In the Presence of Death…

When one is dealing with the dying or the very old, one ends up having some strange discussions. The most bizarre conversation came about on Tuesday afternoon. The hospice social worker was here to discuss various matters and to bring us current on the procedures hospice has already taken care of and to let us know what they will doing in the future.

To me, one of the greatest benefits of hospice is that no matter what happens or what you need, there is but a single phone call to make — to hospice. Hospice does the rest. The social worker reminded me of this and said to notify them when my father was gone, and they will call the designated mortuary and arrange for the body to be picked up.

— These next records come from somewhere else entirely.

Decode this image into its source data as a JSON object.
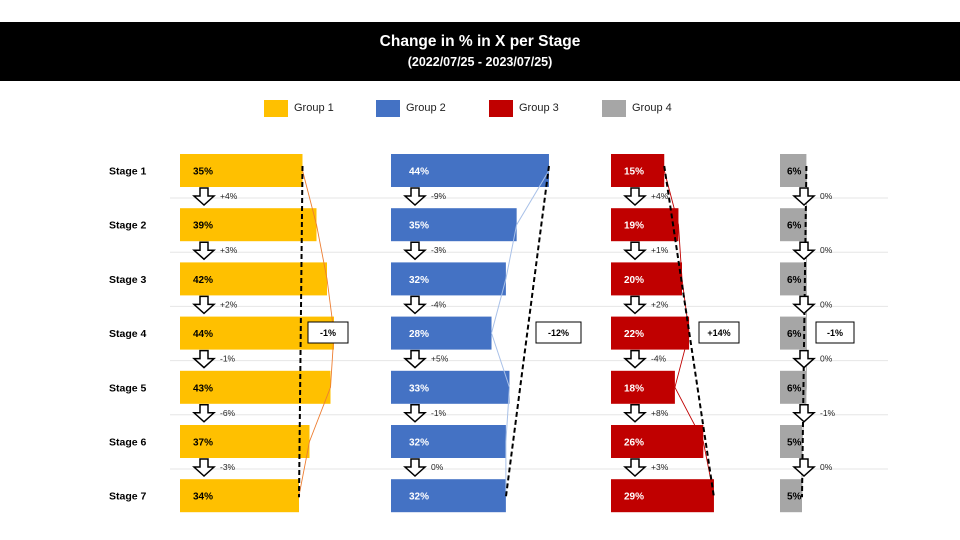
{
  "title": "Change in % in X per Stage",
  "subtitle": "(2022/07/25 - 2023/07/25)",
  "chart_data": {
    "type": "bar",
    "orientation": "horizontal",
    "title": "Change in % in X per Stage",
    "subtitle": "(2022/07/25 - 2023/07/25)",
    "categories": [
      "Stage 1",
      "Stage 2",
      "Stage 3",
      "Stage 4",
      "Stage 5",
      "Stage 6",
      "Stage 7"
    ],
    "legend_position": "top",
    "grid": true,
    "series": [
      {
        "name": "Group 1",
        "color": "#FFC000",
        "values": [
          35,
          39,
          42,
          44,
          43,
          37,
          34
        ],
        "value_labels": [
          "35%",
          "39%",
          "42%",
          "44%",
          "43%",
          "37%",
          "34%"
        ],
        "step_changes": [
          "+4%",
          "+3%",
          "+2%",
          "-1%",
          "-6%",
          "-3%"
        ],
        "total_change": "-1%"
      },
      {
        "name": "Group 2",
        "color": "#4472C4",
        "values": [
          44,
          35,
          32,
          28,
          33,
          32,
          32
        ],
        "value_labels": [
          "44%",
          "35%",
          "32%",
          "28%",
          "33%",
          "32%",
          "32%"
        ],
        "step_changes": [
          "-9%",
          "-3%",
          "-4%",
          "+5%",
          "-1%",
          "0%"
        ],
        "total_change": "-12%"
      },
      {
        "name": "Group 3",
        "color": "#C00000",
        "values": [
          15,
          19,
          20,
          22,
          18,
          26,
          29
        ],
        "value_labels": [
          "15%",
          "19%",
          "20%",
          "22%",
          "18%",
          "26%",
          "29%"
        ],
        "step_changes": [
          "+4%",
          "+1%",
          "+2%",
          "-4%",
          "+8%",
          "+3%"
        ],
        "total_change": "+14%"
      },
      {
        "name": "Group 4",
        "color": "#A6A6A6",
        "values": [
          6,
          6,
          6,
          6,
          6,
          5,
          5
        ],
        "value_labels": [
          "6%",
          "6%",
          "6%",
          "6%",
          "6%",
          "5%",
          "5%"
        ],
        "step_changes": [
          "0%",
          "0%",
          "0%",
          "0%",
          "-1%",
          "0%"
        ],
        "total_change": "-1%"
      }
    ]
  }
}
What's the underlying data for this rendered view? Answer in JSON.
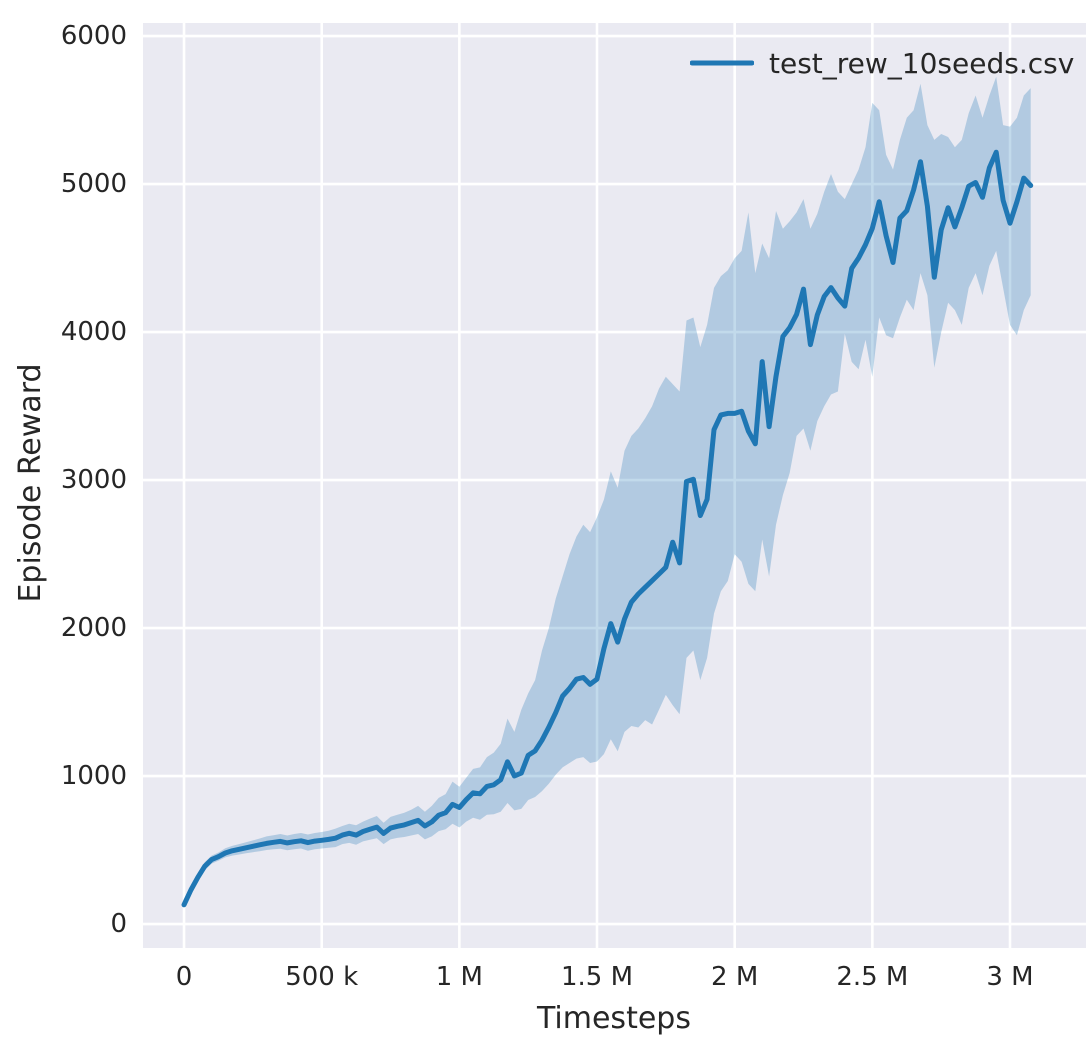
{
  "figure": {
    "background": "#ffffff",
    "axes_background": "#eaeaf2",
    "grid_color": "#ffffff",
    "text_color": "#262626"
  },
  "chart_data": {
    "type": "line",
    "title": "",
    "xlabel": "Timesteps",
    "ylabel": "Episode Reward",
    "grid": true,
    "legend_position": "upper right",
    "xlim": [
      -149000,
      3276000
    ],
    "ylim": [
      -162,
      6088
    ],
    "x_ticks": [
      {
        "value": 0,
        "label": "0"
      },
      {
        "value": 500000,
        "label": "500 k"
      },
      {
        "value": 1000000,
        "label": "1 M"
      },
      {
        "value": 1500000,
        "label": "1.5 M"
      },
      {
        "value": 2000000,
        "label": "2 M"
      },
      {
        "value": 2500000,
        "label": "2.5 M"
      },
      {
        "value": 3000000,
        "label": "3 M"
      }
    ],
    "y_ticks": [
      {
        "value": 0,
        "label": "0"
      },
      {
        "value": 1000,
        "label": "1000"
      },
      {
        "value": 2000,
        "label": "2000"
      },
      {
        "value": 3000,
        "label": "3000"
      },
      {
        "value": 4000,
        "label": "4000"
      },
      {
        "value": 5000,
        "label": "5000"
      },
      {
        "value": 6000,
        "label": "6000"
      }
    ],
    "series": [
      {
        "name": "test_rew_10seeds.csv",
        "color": "#1f77b4",
        "line_width": 5,
        "band_opacity": 0.27,
        "x_start": 0,
        "x_step": 25000,
        "mean": [
          130,
          230,
          315,
          390,
          435,
          455,
          480,
          495,
          505,
          515,
          525,
          535,
          545,
          552,
          558,
          548,
          556,
          562,
          550,
          560,
          566,
          572,
          580,
          601,
          613,
          601,
          625,
          640,
          655,
          612,
          648,
          660,
          670,
          685,
          700,
          662,
          690,
          735,
          752,
          808,
          787,
          840,
          886,
          880,
          930,
          941,
          975,
          1096,
          1000,
          1020,
          1140,
          1170,
          1242,
          1330,
          1428,
          1540,
          1592,
          1654,
          1666,
          1620,
          1655,
          1860,
          2030,
          1905,
          2060,
          2175,
          2230,
          2275,
          2320,
          2365,
          2410,
          2580,
          2440,
          2990,
          3005,
          2760,
          2870,
          3340,
          3440,
          3450,
          3450,
          3465,
          3330,
          3245,
          3800,
          3360,
          3700,
          3970,
          4030,
          4120,
          4290,
          3915,
          4115,
          4240,
          4300,
          4230,
          4175,
          4430,
          4500,
          4590,
          4700,
          4880,
          4650,
          4470,
          4770,
          4820,
          4960,
          5150,
          4850,
          4370,
          4690,
          4840,
          4710,
          4840,
          4985,
          5010,
          4910,
          5110,
          5215,
          4890,
          4735,
          4880,
          5040,
          4990
        ],
        "lo": [
          112,
          205,
          290,
          362,
          408,
          428,
          450,
          462,
          470,
          478,
          485,
          492,
          500,
          505,
          508,
          498,
          505,
          510,
          495,
          505,
          510,
          515,
          520,
          540,
          548,
          535,
          558,
          570,
          580,
          540,
          572,
          582,
          588,
          598,
          608,
          572,
          592,
          628,
          640,
          678,
          652,
          692,
          718,
          705,
          738,
          742,
          758,
          818,
          768,
          778,
          838,
          858,
          898,
          948,
          1008,
          1058,
          1088,
          1118,
          1128,
          1088,
          1098,
          1148,
          1248,
          1168,
          1298,
          1338,
          1328,
          1378,
          1348,
          1448,
          1548,
          1478,
          1418,
          1798,
          1848,
          1648,
          1798,
          2098,
          2248,
          2318,
          2498,
          2448,
          2298,
          2248,
          2598,
          2348,
          2698,
          2898,
          3048,
          3298,
          3348,
          3198,
          3398,
          3498,
          3578,
          3598,
          3988,
          3798,
          3748,
          3948,
          3698,
          4098,
          3978,
          3958,
          4098,
          4218,
          4148,
          4398,
          4248,
          3758,
          3998,
          4198,
          4148,
          4048,
          4298,
          4398,
          4248,
          4448,
          4548,
          4298,
          4048,
          3978,
          4148,
          4248
        ],
        "hi": [
          150,
          258,
          342,
          418,
          462,
          483,
          512,
          528,
          540,
          552,
          565,
          578,
          592,
          600,
          608,
          598,
          608,
          615,
          605,
          615,
          622,
          630,
          645,
          662,
          678,
          668,
          692,
          712,
          730,
          684,
          724,
          738,
          752,
          772,
          798,
          758,
          798,
          852,
          878,
          962,
          928,
          988,
          1048,
          1058,
          1128,
          1158,
          1218,
          1388,
          1298,
          1448,
          1558,
          1648,
          1848,
          1998,
          2198,
          2348,
          2498,
          2618,
          2698,
          2648,
          2748,
          2868,
          3058,
          2948,
          3198,
          3298,
          3348,
          3418,
          3498,
          3618,
          3698,
          3648,
          3598,
          4078,
          4098,
          3898,
          4048,
          4298,
          4378,
          4418,
          4498,
          4548,
          4808,
          4398,
          4598,
          4498,
          4818,
          4698,
          4748,
          4808,
          4898,
          4698,
          4798,
          4948,
          5068,
          4948,
          4898,
          4998,
          5098,
          5248,
          5548,
          5498,
          5198,
          5098,
          5298,
          5448,
          5498,
          5678,
          5398,
          5298,
          5338,
          5318,
          5248,
          5298,
          5478,
          5598,
          5448,
          5598,
          5725,
          5398,
          5388,
          5448,
          5598,
          5648
        ]
      }
    ]
  },
  "legend": {
    "label": "test_rew_10seeds.csv"
  }
}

RIPI knew hospice performed that service, of course, but this is where things got weird. “Since this is a private home and not an institution,” the social worker said, “according to the law, the mortuary has up to a week to collect the body.”

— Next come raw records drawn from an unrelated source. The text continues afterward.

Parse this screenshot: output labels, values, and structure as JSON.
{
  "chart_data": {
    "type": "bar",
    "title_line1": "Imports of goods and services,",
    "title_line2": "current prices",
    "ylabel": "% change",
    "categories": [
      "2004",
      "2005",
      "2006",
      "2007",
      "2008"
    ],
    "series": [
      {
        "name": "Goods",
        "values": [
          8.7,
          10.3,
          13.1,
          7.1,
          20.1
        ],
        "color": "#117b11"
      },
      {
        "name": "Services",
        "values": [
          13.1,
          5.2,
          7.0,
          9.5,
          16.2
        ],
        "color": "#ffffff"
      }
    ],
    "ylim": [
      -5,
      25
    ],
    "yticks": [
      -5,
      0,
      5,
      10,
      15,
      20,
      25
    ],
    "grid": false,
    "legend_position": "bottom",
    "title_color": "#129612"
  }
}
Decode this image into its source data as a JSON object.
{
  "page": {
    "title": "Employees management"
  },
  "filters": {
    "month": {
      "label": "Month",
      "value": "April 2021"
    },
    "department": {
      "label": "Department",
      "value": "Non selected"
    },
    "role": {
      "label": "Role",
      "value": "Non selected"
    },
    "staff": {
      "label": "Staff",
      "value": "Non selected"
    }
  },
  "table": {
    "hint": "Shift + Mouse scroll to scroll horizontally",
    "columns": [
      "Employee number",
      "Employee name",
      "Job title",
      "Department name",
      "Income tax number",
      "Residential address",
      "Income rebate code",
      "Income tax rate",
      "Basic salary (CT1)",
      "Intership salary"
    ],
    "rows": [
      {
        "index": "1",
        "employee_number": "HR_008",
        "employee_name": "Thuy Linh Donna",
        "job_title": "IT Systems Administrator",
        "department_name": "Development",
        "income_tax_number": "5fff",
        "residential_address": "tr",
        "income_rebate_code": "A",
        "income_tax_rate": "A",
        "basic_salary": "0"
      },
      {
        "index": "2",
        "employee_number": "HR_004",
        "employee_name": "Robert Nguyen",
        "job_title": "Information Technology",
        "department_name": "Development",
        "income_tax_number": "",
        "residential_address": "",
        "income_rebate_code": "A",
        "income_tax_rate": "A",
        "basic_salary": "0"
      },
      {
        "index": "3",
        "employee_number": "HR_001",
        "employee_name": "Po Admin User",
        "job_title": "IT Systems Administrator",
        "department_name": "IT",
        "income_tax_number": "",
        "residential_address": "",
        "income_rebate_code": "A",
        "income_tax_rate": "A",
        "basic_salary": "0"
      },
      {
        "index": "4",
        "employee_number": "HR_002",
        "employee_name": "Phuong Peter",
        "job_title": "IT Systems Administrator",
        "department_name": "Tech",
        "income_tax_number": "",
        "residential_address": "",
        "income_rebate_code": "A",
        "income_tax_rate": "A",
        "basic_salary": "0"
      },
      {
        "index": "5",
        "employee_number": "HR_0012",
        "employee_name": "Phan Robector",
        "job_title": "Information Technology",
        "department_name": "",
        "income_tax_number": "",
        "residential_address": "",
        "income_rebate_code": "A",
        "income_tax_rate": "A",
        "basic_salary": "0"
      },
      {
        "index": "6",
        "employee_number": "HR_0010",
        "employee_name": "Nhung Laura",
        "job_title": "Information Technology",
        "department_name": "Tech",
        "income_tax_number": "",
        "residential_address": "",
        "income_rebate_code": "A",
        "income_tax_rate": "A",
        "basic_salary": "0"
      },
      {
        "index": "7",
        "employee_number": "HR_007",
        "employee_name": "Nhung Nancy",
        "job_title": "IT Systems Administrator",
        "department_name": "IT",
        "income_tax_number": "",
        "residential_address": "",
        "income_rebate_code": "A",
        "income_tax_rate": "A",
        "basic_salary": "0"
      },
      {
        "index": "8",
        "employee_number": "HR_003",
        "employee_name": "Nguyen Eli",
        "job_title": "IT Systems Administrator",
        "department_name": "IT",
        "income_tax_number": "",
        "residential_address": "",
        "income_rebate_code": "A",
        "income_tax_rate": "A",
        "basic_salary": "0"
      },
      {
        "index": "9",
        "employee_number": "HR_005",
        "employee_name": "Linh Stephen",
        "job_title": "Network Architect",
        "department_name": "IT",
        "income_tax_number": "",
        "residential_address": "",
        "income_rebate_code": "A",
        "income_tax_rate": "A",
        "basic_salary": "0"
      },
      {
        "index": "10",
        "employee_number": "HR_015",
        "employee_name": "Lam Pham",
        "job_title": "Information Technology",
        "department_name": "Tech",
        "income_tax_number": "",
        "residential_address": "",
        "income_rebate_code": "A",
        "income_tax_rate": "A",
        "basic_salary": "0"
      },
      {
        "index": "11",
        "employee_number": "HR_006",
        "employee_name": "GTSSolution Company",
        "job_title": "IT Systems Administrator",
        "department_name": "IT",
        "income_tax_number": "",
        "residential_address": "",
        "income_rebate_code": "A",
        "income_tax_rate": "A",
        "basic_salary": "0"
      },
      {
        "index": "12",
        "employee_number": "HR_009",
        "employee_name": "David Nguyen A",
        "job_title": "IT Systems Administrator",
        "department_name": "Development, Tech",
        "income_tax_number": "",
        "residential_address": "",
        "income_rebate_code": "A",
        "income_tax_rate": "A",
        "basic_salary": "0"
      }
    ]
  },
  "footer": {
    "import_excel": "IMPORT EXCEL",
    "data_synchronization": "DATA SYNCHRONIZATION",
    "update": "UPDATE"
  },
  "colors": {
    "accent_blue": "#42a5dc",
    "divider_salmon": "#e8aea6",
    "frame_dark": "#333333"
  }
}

“A week?” I all but shrieked. It seemed impossible that a body could be allowed to remain in a private residence for so long. At the very least, it has to be insanitary. “But what do we do about . . . ?” Since my father was sitting right there, I didn’t want to put my concerns into words, but the woman understood I was referring to smells and decomposition.

“There shouldn’t be a problem for a week,” she said. “Just close his door. If you’re worried, you can always pack ice around the limbs. That will help.”

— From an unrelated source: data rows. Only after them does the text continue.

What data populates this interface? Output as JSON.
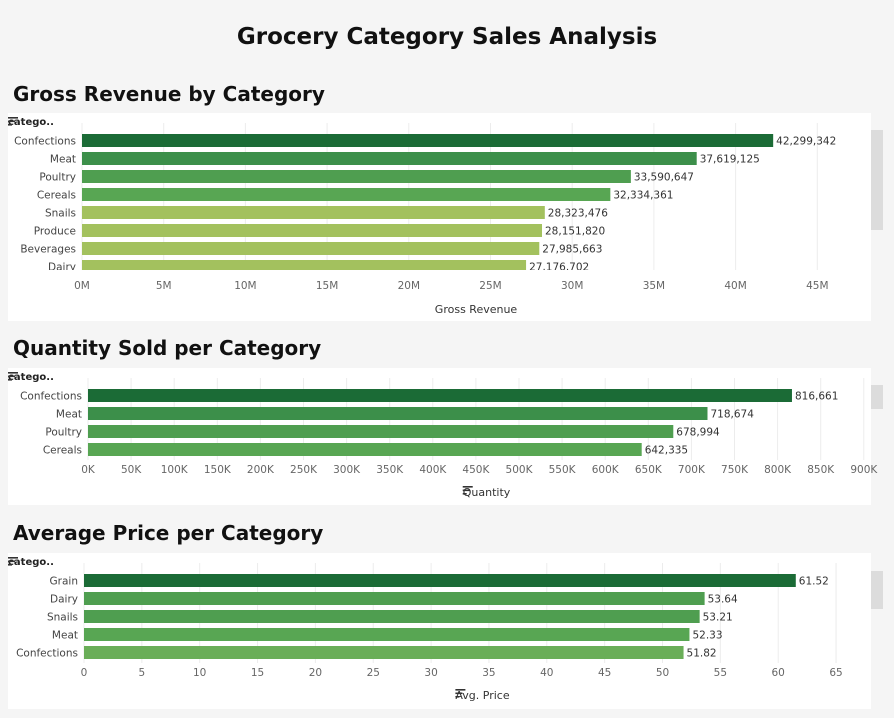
{
  "page": {
    "title": "Grocery Category Sales Analysis"
  },
  "colors": {
    "dark": "#1b6b36",
    "mid": "#3c8f4a",
    "light": "#58a653",
    "lime": "#a3c15e",
    "grid": "#ececec",
    "axis_text": "#666666"
  },
  "chart_data": [
    {
      "type": "bar",
      "orientation": "horizontal",
      "title": "Gross Revenue by Category",
      "field_label": "catego..",
      "xlabel": "Gross Revenue",
      "xlim": [
        0,
        48000000
      ],
      "ticks": [
        {
          "v": 0,
          "label": "0M"
        },
        {
          "v": 5000000,
          "label": "5M"
        },
        {
          "v": 10000000,
          "label": "10M"
        },
        {
          "v": 15000000,
          "label": "15M"
        },
        {
          "v": 20000000,
          "label": "20M"
        },
        {
          "v": 25000000,
          "label": "25M"
        },
        {
          "v": 30000000,
          "label": "30M"
        },
        {
          "v": 35000000,
          "label": "35M"
        },
        {
          "v": 40000000,
          "label": "40M"
        },
        {
          "v": 45000000,
          "label": "45M"
        }
      ],
      "categories": [
        "Confections",
        "Meat",
        "Poultry",
        "Cereals",
        "Snails",
        "Produce",
        "Beverages",
        "Dairy"
      ],
      "values": [
        42299342,
        37619125,
        33590647,
        32334361,
        28323476,
        28151820,
        27985663,
        27176702
      ],
      "value_labels": [
        "42,299,342",
        "37,619,125",
        "33,590,647",
        "32,334,361",
        "28,323,476",
        "28,151,820",
        "27,985,663",
        "27,176,702"
      ],
      "bar_colors": [
        "#1b6b36",
        "#3c8f4a",
        "#4f9e50",
        "#58a653",
        "#a3c15e",
        "#a3c15e",
        "#a3c15e",
        "#a3c15e"
      ]
    },
    {
      "type": "bar",
      "orientation": "horizontal",
      "title": "Quantity Sold per Category",
      "field_label": "catego..",
      "xlabel": "Quantity",
      "xlim": [
        0,
        905000
      ],
      "ticks": [
        {
          "v": 0,
          "label": "0K"
        },
        {
          "v": 50000,
          "label": "50K"
        },
        {
          "v": 100000,
          "label": "100K"
        },
        {
          "v": 150000,
          "label": "150K"
        },
        {
          "v": 200000,
          "label": "200K"
        },
        {
          "v": 250000,
          "label": "250K"
        },
        {
          "v": 300000,
          "label": "300K"
        },
        {
          "v": 350000,
          "label": "350K"
        },
        {
          "v": 400000,
          "label": "400K"
        },
        {
          "v": 450000,
          "label": "450K"
        },
        {
          "v": 500000,
          "label": "500K"
        },
        {
          "v": 550000,
          "label": "550K"
        },
        {
          "v": 600000,
          "label": "600K"
        },
        {
          "v": 650000,
          "label": "650K"
        },
        {
          "v": 700000,
          "label": "700K"
        },
        {
          "v": 750000,
          "label": "750K"
        },
        {
          "v": 800000,
          "label": "800K"
        },
        {
          "v": 850000,
          "label": "850K"
        },
        {
          "v": 900000,
          "label": "900K"
        }
      ],
      "categories": [
        "Confections",
        "Meat",
        "Poultry",
        "Cereals"
      ],
      "values": [
        816661,
        718674,
        678994,
        642335
      ],
      "value_labels": [
        "816,661",
        "718,674",
        "678,994",
        "642,335"
      ],
      "bar_colors": [
        "#1b6b36",
        "#3c8f4a",
        "#4f9e50",
        "#58a653"
      ]
    },
    {
      "type": "bar",
      "orientation": "horizontal",
      "title": "Average Price per Category",
      "field_label": "catego..",
      "xlabel": "Avg. Price",
      "xlim": [
        0,
        66
      ],
      "ticks": [
        {
          "v": 0,
          "label": "0"
        },
        {
          "v": 5,
          "label": "5"
        },
        {
          "v": 10,
          "label": "10"
        },
        {
          "v": 15,
          "label": "15"
        },
        {
          "v": 20,
          "label": "20"
        },
        {
          "v": 25,
          "label": "25"
        },
        {
          "v": 30,
          "label": "30"
        },
        {
          "v": 35,
          "label": "35"
        },
        {
          "v": 40,
          "label": "40"
        },
        {
          "v": 45,
          "label": "45"
        },
        {
          "v": 50,
          "label": "50"
        },
        {
          "v": 55,
          "label": "55"
        },
        {
          "v": 60,
          "label": "60"
        },
        {
          "v": 65,
          "label": "65"
        }
      ],
      "categories": [
        "Grain",
        "Dairy",
        "Snails",
        "Meat",
        "Confections"
      ],
      "values": [
        61.52,
        53.64,
        53.21,
        52.33,
        51.82
      ],
      "value_labels": [
        "61.52",
        "53.64",
        "53.21",
        "52.33",
        "51.82"
      ],
      "bar_colors": [
        "#1b6b36",
        "#4f9e50",
        "#4f9e50",
        "#58a653",
        "#6aae58"
      ]
    }
  ]
}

My first thought was relief that we have so many gel-packs stored away. My second thought was a bit of macabre humor: so my father is lying there, ice packs around his slowly decomposing body. And what would I do? Go to dance class, of course.

I truly doubt I’ll have to deal with a body in the house for a week. When my mother died, this same mortuary arrived within three hours, even though they are 121 miles away. But yes, if my father lay here dead for a week, I would continue with my dance classes.

It makes sense, of course. My presence would have no effect on him, he would have no need of my help, and there wouldn’t be much for me to do since another sister is in charge of funeral arrangements. But still, the thought of dancing with a dead body in the house does seem a bit coldhearted, and I’m sure people would be appalled.

And yet . . . when else should one dance? If dancing is life, and life is dancing, then it is in the presence of death that we need dance the most.

***

Pat Bertram is the author of the suspense novels Light Bringer, More Deaths Than One, A Spark of Heavenly Fire, andDaughter Am I. Bertram is also the author of Grief: The Great Yearning, “an exquisite book, wrenching to read, and at the same time full of profound truths.” Connect with Pat on Google+. Like Pat on Facebook.

8 Responses to “In the Presence of Death…”

  1. rami ungar the writer Says:

    Sounds like sound advice. I also have some macabre humor, if you’d like it.

  2. Paula Kaye Says:

    I cannot believe that anyone would want to leave a dead body in their house beyond a few hours. But there are lots of stranger things, I guess.

    • Pat Bertram Says:

      It certainly would not be my choice to leave the body there. It’s a matter of when the mortuary folk would come pick him up. They have a week to get to the house after they have been notified. Very bizarre.

  3. Carol Paul Says:

    i too have care of two parents….one, mother has been in hospice for 1 year….(93) and i too love hospice….everything about it….my RN ,the shower aid , the social worker , the chaplain and anyone i forgot…..i too talked about when the time comes i will be waiting for one sister to arrive who lives 2 hrs away ….i too want this to be a quite special time and i was told by the mortuary that i have about 12 hours before there is any suspect to why i haven’t called them…so i have milk cartons frozen and small bags for around the body so as to keep the body cold….i also want to wash the body and have a ceremony so i have copal to burn….i appreciate your blog and the idea that you will dance is sooooo lovely ……peace….

  4. Carol Wuenschell Says:

    Thank goodness my mom only had to wait an hour or two.

    But when death is a relief, or at least not a cause for grief, by all means, dance.

    • Pat Bertram Says:

      My father’s death will be vastly different for me than my soulmate’s death. My father has lived a very long, healthy, secure, and happy life. There’s no real tragedy to such an end.

  5. charlene leatherman Says:

    The macabre is sometimes the best thing. When my soul-mate died, my son and I were waiting for the mortuary, my son asked what movie I wanted to watch to pass the time. My choice, Zombie Land. Yes, in the face of death we can be macabre.

    • Pat Bertram Says:

      Wonderful choice of movie! And it’s good you weren’t alone. What I did while I waited for the mortuary to come for my soulmate’s body was simply sit. Well, first I got on the internet and let a few people know, and then I sat. Didn’t really know what else to do.